Menurut Kepala Kantor Urusan Agama (KUA) Cimanggis, Mohamad Irfan, pelaksanaan pernikahan prinsipnya tidak terjadi banyak perubahan, hanya terdapat beberapa pembatasan dan penyesuaian. Yaitu upacara pernikahan harus menerapkan protokol kesehatan (protkes).

“Calon pengantin saat upacara nikah harus memperhatikan protkes. Yakni memakai masker, menyediakan tempat cuci tangan atau hand sanitizer dan membatasi orang yang hadir agar tidak terjadi kerumunan,” tutur Mohamad Irfan, belum lama ini.

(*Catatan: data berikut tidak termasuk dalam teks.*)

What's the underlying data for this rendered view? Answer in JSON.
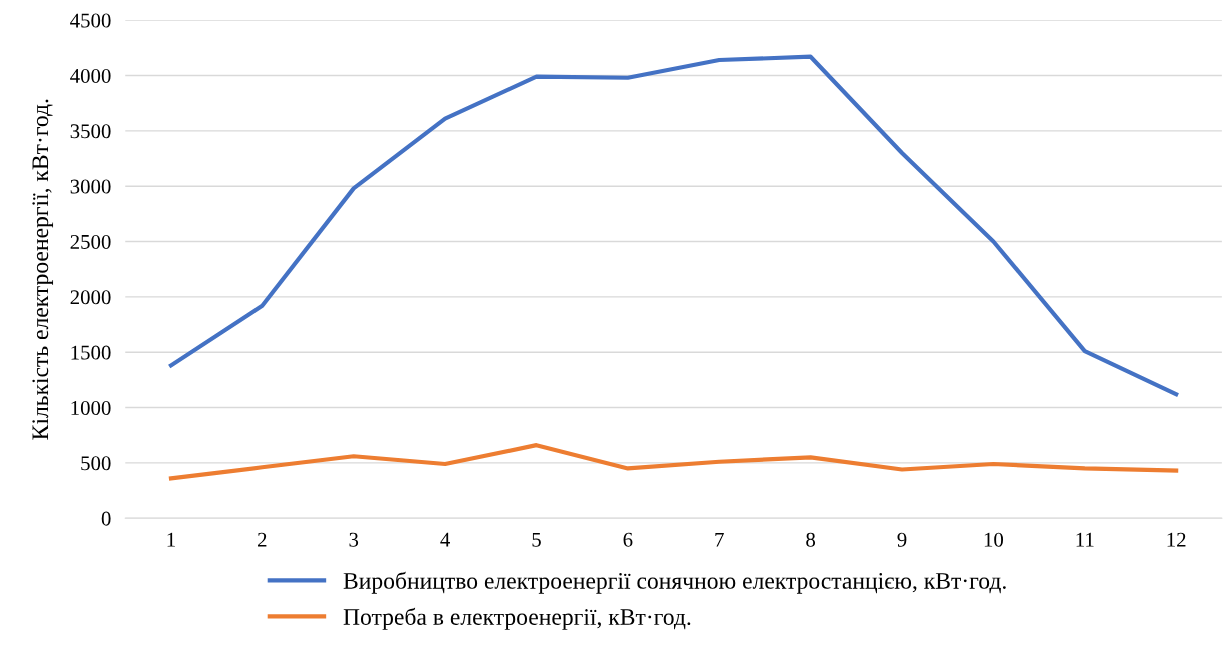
{
  "chart_data": {
    "type": "line",
    "ylabel": "Кількість електроенергії, кВт·год.",
    "categories": [
      "1",
      "2",
      "3",
      "4",
      "5",
      "6",
      "7",
      "8",
      "9",
      "10",
      "11",
      "12"
    ],
    "series": [
      {
        "name": "Виробництво електроенергії сонячною електростанцією, кВт·год.",
        "color": "#4472c4",
        "values": [
          1380,
          1920,
          2980,
          3610,
          3990,
          3980,
          4140,
          4170,
          3300,
          2500,
          1510,
          1120
        ]
      },
      {
        "name": "Потреба в електроенергії, кВт·год.",
        "color": "#ed7d31",
        "values": [
          360,
          460,
          560,
          490,
          660,
          450,
          510,
          550,
          440,
          490,
          450,
          430
        ]
      }
    ],
    "ylim": [
      0,
      4500
    ],
    "yticks": [
      0,
      500,
      1000,
      1500,
      2000,
      2500,
      3000,
      3500,
      4000,
      4500
    ],
    "grid": "y",
    "legend": "bottom",
    "marker": "none",
    "line_style": "solid"
  }
}
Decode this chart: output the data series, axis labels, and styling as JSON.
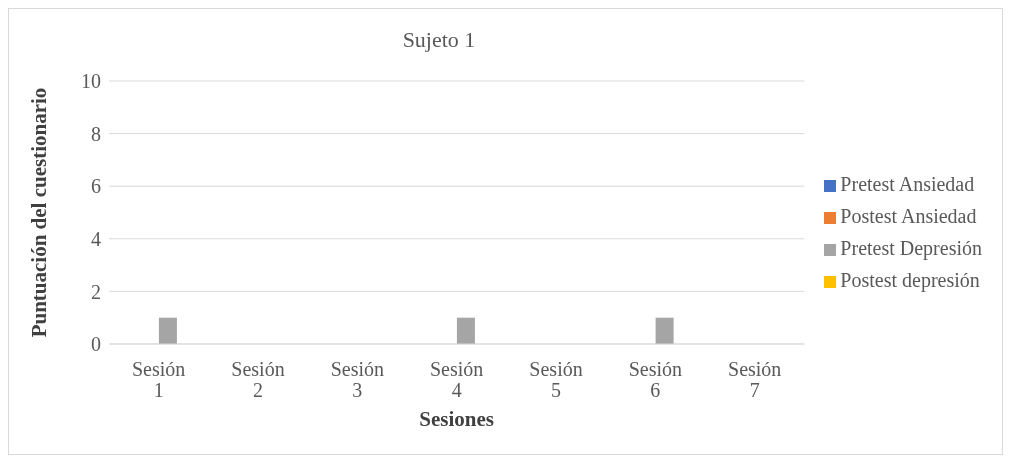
{
  "chart_data": {
    "type": "bar",
    "title": "Sujeto 1",
    "xlabel": "Sesiones",
    "ylabel": "Puntuación del cuestionario",
    "categories": [
      "Sesión 1",
      "Sesión 2",
      "Sesión 3",
      "Sesión 4",
      "Sesión 5",
      "Sesión 6",
      "Sesión 7"
    ],
    "series": [
      {
        "name": "Pretest Ansiedad",
        "color": "#4472c4",
        "values": [
          0,
          0,
          0,
          0,
          0,
          0,
          0
        ]
      },
      {
        "name": "Postest Ansiedad",
        "color": "#ed7d31",
        "values": [
          0,
          0,
          0,
          0,
          0,
          0,
          0
        ]
      },
      {
        "name": "Pretest Depresión",
        "color": "#a5a5a5",
        "values": [
          1,
          0,
          0,
          1,
          0,
          1,
          0
        ]
      },
      {
        "name": "Postest depresión",
        "color": "#ffc000",
        "values": [
          0,
          0,
          0,
          0,
          0,
          0,
          0
        ]
      }
    ],
    "ylim": [
      0,
      10
    ],
    "yticks": [
      0,
      2,
      4,
      6,
      8,
      10
    ],
    "grid": "y",
    "legend": "right"
  }
}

Lebih lanjut, ucap dia, untuk surat dan berkas yang harus dilengkapi masih sama. Di antaranya surat pengantar RT-RW, surat pernyataan belum menikah, fotokopi Kartu Tanda Penduduk (KTP), Kartu Keluarga (KK), Akta Lahir dan lain sebagainya.

“Calon pengantin dapat datang ke KUA terdekat untuk menyerahkan berkas pada petugas KUA. Pendaftaran, pemeriksaan, dan pelaksanaan akad nikah dilaksanakan dengan menerapkan protkes,” jelasnya.

Dikatakannya, sesuai ketentuan yang dikeluarkan Direktorat Jenderal Bimbingan Masyarakat Islam, Kementrian Agama, pihaknya masih mengizinkan dan menerima masyarakat yang ingin melakukan akad pernikahan di rumah. Namun, harus berkoordinasi dengan pejabat dan petugas di lingkungan.

“Niat yang baik sebaiknya jangan ditunda. Pernikahan tetap dapat dilangsungkan di masa pandemi Covid-19 dengan menerapkan protkes,” pungkasnya.